Insomma questo film non mi è piaciuto per niente, nè per la storia della vita della ragazza, che non racconta niente di nuovo rispetto ad altre, nè per come risulta il personaggio di Warhol, nè per come finisce. Conclusione: non penso proprio che ci fosse bisogno assoluto di questo film, su questa ragazza la quale ricalca la vita di mille altri artisti o presunti tali, incapaci di gestire la propria popolarità, creati e fagocitati dall’inconsistenza, e ormai inaccettabile a mio modesto parere, dell’ideologia americana del ‘se non appari non esisti’ (vedi la battuta: non ti vuole più nessuno, pensano che tu sia diventata volgare! - Volgare, come? - A non lo so cara, ma meglio volgare che noiosa!). Finchè l’idea era quella di Oscar Wilde, del secolo prima, poteva ancora essere sostenibile, (Che si parli dime; nel bene o nel male, purchè se ne parli) con le dovute pinze, ma era accettabile soprattutto se sotto quell’aria di sufficienza verso tutti gli altri tu in realtà eri davvero un essere pensate. Analizzavi e sprimevi davvero davvero qualcosa di diverso su come andava la tua società.

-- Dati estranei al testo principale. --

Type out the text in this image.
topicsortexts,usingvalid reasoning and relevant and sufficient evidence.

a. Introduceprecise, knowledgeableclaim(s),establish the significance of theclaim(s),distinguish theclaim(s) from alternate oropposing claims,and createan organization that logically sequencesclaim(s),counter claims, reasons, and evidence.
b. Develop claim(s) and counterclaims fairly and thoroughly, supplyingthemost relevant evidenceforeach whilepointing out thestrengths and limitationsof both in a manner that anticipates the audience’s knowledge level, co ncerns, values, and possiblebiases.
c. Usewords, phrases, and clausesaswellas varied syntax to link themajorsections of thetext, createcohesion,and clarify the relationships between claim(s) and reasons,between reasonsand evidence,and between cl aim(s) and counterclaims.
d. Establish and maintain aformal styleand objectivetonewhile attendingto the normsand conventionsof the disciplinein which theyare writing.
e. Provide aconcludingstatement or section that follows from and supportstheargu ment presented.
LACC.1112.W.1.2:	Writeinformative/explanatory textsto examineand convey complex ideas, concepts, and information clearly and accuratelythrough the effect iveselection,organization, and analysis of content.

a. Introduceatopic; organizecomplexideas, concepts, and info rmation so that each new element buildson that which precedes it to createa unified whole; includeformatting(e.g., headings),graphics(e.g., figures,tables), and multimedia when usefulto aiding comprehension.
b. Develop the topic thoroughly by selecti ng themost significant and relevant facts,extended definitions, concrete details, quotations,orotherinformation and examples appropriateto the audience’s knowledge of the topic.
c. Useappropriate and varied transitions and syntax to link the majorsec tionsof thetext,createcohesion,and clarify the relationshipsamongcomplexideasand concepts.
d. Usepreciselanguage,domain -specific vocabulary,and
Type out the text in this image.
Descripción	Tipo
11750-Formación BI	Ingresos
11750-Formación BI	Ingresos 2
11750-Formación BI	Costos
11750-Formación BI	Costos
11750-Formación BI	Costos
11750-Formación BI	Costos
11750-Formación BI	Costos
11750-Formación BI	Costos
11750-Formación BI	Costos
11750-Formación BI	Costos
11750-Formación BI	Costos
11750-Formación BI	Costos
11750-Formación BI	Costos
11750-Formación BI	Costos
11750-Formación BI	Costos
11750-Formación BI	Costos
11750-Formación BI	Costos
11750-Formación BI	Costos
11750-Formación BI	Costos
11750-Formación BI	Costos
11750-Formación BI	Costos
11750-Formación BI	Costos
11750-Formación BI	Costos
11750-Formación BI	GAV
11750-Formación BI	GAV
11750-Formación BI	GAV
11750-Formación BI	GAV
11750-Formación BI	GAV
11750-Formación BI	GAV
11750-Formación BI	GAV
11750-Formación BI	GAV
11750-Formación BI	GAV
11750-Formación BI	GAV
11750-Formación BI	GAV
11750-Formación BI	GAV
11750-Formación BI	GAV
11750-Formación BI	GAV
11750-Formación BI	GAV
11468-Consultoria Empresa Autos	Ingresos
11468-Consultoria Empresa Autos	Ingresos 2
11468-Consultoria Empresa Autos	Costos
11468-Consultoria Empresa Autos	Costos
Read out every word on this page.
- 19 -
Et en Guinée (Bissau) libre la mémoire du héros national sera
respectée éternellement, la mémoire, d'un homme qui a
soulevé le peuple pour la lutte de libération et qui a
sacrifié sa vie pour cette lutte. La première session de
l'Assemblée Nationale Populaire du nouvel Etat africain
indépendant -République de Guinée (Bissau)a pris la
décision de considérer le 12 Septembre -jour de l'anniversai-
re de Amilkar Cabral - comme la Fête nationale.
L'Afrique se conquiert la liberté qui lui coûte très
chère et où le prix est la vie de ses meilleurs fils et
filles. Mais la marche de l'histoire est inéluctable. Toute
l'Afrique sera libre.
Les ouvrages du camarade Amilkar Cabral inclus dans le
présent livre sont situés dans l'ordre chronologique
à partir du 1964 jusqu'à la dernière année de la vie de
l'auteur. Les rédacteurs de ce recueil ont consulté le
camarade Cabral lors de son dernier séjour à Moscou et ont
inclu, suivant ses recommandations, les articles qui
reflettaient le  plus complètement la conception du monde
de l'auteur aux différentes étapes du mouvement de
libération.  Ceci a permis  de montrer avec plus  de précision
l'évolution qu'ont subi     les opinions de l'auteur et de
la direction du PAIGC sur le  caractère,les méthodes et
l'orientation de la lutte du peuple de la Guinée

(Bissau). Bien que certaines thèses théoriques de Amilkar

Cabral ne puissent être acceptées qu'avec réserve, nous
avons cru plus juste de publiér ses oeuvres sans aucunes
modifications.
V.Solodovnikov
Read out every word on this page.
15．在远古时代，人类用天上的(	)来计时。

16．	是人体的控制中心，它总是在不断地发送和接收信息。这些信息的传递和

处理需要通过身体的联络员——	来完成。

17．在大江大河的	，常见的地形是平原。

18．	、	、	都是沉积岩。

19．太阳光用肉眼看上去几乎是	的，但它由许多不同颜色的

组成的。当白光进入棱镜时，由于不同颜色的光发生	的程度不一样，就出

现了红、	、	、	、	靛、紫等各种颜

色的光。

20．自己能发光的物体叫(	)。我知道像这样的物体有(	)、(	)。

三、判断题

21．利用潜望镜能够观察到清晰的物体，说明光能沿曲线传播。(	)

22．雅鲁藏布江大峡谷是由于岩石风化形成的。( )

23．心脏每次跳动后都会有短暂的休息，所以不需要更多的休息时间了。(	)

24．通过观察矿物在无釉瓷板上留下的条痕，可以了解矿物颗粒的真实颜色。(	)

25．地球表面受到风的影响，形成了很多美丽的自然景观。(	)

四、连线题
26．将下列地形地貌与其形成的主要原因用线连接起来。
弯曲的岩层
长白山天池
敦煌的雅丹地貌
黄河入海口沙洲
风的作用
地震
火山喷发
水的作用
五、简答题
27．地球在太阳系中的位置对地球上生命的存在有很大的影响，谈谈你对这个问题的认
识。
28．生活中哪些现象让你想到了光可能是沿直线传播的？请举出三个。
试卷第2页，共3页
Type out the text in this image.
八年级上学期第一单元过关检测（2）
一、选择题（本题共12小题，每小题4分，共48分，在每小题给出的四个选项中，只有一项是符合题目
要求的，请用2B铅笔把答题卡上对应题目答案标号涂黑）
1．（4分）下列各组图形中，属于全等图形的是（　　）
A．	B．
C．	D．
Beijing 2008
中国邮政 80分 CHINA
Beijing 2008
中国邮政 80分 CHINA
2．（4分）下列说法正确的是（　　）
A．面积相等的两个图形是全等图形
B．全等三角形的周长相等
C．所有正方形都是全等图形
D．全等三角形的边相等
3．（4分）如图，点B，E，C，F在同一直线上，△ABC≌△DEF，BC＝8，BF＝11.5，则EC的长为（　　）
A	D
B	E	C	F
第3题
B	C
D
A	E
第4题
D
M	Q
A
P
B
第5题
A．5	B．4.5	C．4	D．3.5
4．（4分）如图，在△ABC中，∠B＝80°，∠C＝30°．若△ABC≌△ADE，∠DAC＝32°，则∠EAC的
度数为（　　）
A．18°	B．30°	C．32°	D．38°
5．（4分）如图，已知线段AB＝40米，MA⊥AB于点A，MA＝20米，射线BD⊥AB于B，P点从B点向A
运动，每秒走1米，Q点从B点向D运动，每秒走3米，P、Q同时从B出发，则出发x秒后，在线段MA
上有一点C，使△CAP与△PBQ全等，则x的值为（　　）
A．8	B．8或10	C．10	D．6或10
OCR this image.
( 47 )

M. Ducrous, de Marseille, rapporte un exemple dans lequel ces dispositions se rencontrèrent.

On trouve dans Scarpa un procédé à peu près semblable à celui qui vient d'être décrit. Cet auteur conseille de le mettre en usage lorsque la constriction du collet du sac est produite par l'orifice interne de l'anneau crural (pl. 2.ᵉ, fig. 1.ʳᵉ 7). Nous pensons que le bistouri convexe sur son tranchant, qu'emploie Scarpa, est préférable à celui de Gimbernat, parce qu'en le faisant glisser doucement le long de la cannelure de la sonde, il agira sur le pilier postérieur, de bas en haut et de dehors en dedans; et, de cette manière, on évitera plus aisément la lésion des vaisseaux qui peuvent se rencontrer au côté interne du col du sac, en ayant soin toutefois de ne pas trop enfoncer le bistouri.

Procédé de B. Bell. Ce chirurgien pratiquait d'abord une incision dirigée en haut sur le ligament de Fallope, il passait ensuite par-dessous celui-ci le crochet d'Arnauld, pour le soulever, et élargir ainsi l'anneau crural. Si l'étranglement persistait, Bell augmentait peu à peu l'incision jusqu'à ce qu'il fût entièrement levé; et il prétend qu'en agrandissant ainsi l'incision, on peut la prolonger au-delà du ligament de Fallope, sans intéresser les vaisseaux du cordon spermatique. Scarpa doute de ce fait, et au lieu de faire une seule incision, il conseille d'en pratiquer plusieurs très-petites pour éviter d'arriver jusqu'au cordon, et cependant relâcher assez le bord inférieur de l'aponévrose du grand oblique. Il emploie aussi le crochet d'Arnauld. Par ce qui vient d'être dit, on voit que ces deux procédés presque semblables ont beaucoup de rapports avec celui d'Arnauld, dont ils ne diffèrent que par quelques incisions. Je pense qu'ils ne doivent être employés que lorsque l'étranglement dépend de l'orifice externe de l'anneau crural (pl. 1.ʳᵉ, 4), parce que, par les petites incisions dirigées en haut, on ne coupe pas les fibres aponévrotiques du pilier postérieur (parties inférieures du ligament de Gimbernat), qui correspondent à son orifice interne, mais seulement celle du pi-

Ma se tutto si riduce a credere che la vita sia, non apparenza, ma addirittura appariscenza... al far credere agli altri che tanto più SEI quanti più lustrini HAI... ecco che alla fine, quando non si parla più di te e vieni sostituita con una che ti somiglia, dentro sei ‘vuoto come le lattine del tuo amico artista’. E va bene che 'life is too important to be taken seriously'... però c'è un limite a tutto!!! Allora meglio vivere a Cabot Cove e fare le marmellate!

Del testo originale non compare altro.